One of the biggest Ecstasy drug hauls has been seized by Belgian police, worth £1bn
A haul of Ecstasy worth £1bn has been seized by Belgian police, Reuters

Drugs worth £1.1 billion have been recovered by a Belgian drugs task force in one of Europe's biggest hauls of Ecstasy.

Nine men and two women were arrested and there have also been raids in the Netherlands and Poland.

They have been charged with possession, production and trading in drugs as part of a criminal gang, the prosecutor's office said.

"It is the biggest such bust ever in Belgium and one of the largest in Europe," said Wenke Roggen, a spokeswoman for the federal prosecutor.

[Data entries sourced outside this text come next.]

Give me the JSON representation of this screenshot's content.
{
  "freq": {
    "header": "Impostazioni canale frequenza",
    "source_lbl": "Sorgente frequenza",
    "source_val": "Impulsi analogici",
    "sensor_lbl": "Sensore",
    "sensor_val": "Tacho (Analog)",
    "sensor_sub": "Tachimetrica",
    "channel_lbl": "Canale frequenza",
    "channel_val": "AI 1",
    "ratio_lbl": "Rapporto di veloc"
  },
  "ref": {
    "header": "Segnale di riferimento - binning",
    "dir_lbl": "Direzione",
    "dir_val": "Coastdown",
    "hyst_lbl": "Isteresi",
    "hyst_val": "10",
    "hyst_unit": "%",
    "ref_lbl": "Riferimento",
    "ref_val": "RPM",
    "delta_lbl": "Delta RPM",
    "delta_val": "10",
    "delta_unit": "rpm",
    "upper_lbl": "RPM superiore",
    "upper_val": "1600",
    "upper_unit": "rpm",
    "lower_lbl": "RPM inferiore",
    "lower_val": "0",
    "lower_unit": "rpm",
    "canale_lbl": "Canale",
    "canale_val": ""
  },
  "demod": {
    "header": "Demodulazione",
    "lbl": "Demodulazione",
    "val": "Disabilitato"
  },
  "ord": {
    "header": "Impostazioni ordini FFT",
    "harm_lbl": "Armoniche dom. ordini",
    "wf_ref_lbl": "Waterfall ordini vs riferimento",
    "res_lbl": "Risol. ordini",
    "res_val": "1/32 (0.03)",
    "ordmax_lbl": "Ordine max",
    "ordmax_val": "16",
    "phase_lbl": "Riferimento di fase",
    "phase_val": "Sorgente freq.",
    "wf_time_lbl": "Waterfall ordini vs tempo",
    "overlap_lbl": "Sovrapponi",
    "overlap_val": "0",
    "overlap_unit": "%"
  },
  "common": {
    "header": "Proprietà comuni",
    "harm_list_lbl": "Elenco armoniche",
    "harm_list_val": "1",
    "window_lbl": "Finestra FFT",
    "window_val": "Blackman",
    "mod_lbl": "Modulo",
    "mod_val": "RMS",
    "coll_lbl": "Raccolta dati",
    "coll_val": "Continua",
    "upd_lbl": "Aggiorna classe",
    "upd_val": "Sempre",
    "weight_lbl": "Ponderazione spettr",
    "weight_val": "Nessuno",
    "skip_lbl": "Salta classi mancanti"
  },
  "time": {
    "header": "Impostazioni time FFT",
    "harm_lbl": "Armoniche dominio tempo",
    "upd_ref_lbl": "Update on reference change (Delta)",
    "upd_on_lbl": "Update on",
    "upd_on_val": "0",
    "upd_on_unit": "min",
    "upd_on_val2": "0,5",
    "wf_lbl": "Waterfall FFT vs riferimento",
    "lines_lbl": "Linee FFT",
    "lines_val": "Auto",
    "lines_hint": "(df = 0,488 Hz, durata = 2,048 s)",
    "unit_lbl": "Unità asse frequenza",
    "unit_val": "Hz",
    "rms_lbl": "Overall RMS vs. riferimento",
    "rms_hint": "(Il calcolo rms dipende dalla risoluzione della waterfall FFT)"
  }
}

"We found a total of 600kg of chemical products and materials. You can make 15 million pills with 25kg. Imagine what they could make with 600kg.

According to RTL TV in Belgium, there were enough ingredients to create 60 million ecstasy pills. The drugs laboratories were part of a "very well organised" criminal operation that has been "going on for a number of years," police told the channel.

Police revealed that the raids had broken up a gang that had Belgian, Polish, Dutch and Turkish members.

The suspects were described as "very dangerous, armed and well organised".

Francoise Fassieux, Mayor of Chimay in south Belgium where the drugs were found, said: "There was an extraordinary mise en scène in this farm.

"The front part of the agricultural domain looked just like any other typical farm of this region, while at the back was this laboratory.

"It is a shock that our region was at the centre of such an important production of illegal products."

Police said the criminals had carefully chosen the site because housing was "very scarce" and therefore unlikely to be troubled.

The mayor has demanded that police to step up patrols on the quiet back roads of the region.

Investigators in chemical hazard suits searched the remote farmland area around Chimay and some residents were asked to leave their homes.

The world's biggest haul of ecstasy was uncovered when three men attempted to smuggle the class A drug into Australia in 2008. The drugs were hidden in 3,000 tins of tomatoes that were being imported from Italy. The tablets were then worth £197m.